Trump’s actions and determination to turn the election around encouraged Fujimori to undermine Peru’s democracy unapologetically. And because of her efforts to overturn votes, Peruvians have now expressed little confidence in their politicians’ ability to govern.
Consequentially, Castillo now has one of the weakest mandates of any president in Peruvian history. His approval ratings are underwater and a plurality of Peruvians think that actors on the far left influence his government.
33% of the country thinks he needs to govern from the center, and fears from Lima’s business elite have pushed him to moderate his economic agenda.
In early August, to calm markets rattled by a “Marxist-Leninist” president, Castillo asked the president of Peru’s Central Bank to stay on for an extra term. He appointed a finance minister who acknowledged Castillo’s economic priorities but desired to approach it from a center-left perspective.

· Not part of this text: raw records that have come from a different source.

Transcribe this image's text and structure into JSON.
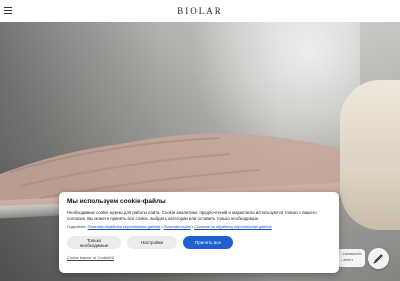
{
  "header": {
    "brand": "BIOLAR"
  },
  "cookie_banner": {
    "title": "Мы используем cookie-файлы",
    "text": "Необходимые cookie нужны для работы сайта. Cookie аналитики, предпочтений и маркетинга используются только с вашего согласия. Вы можете принять все cookie, выбрать категории или оставить только необходимые.",
    "details_label": "Подробнее:",
    "links": [
      "Политика обработки персональных данных",
      "Политика cookie",
      "Согласие на обработку персональных данных"
    ],
    "buttons": {
      "necessary_only": "Только необходимые",
      "settings": "Настройки",
      "accept_all": "Принять все"
    },
    "powered_by": "Cookie banner от CookieKit",
    "accent_color": "#1f5fd1"
  },
  "chat": {
    "bubble_text": "...напишите ...агент"
  },
  "icons": {
    "menu": "hamburger-menu-icon",
    "chat": "chat-icon"
  }
}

Still, many in Peru fear what’s next to come under Castillo. Claims that he wants to pursue far-left policies continue to embattle Peru’s new government and may prevent Castillo from achieving lasting reforms.
So while the Republican argument that Democrats are “Trojan horses for socialism” may not have been as successful, Keiko Fujimori and her allies serve as a powerful reminder of that America’s Trumpian campaign tactics found a home in Peru and have made strides in weakening a political system already on its knees.
As a student of comparative government, I’ve learned how democracies can die. It takes very little for a weak political system like Peru’s to collapse. Pedro Castillo’s assignment now lies in getting establishment Peruvian leaders to recognize their shortcomings and work together to earn the public’s trust in the country’s still fledgling political institutions.
But that is all easier said than done.
Though Donald Trump is out of office, his efforts to subvert democratic norms and its creeping influence in Latin America are bringing one of our worst fears to life: the acceleration of democracy’s decline around the world.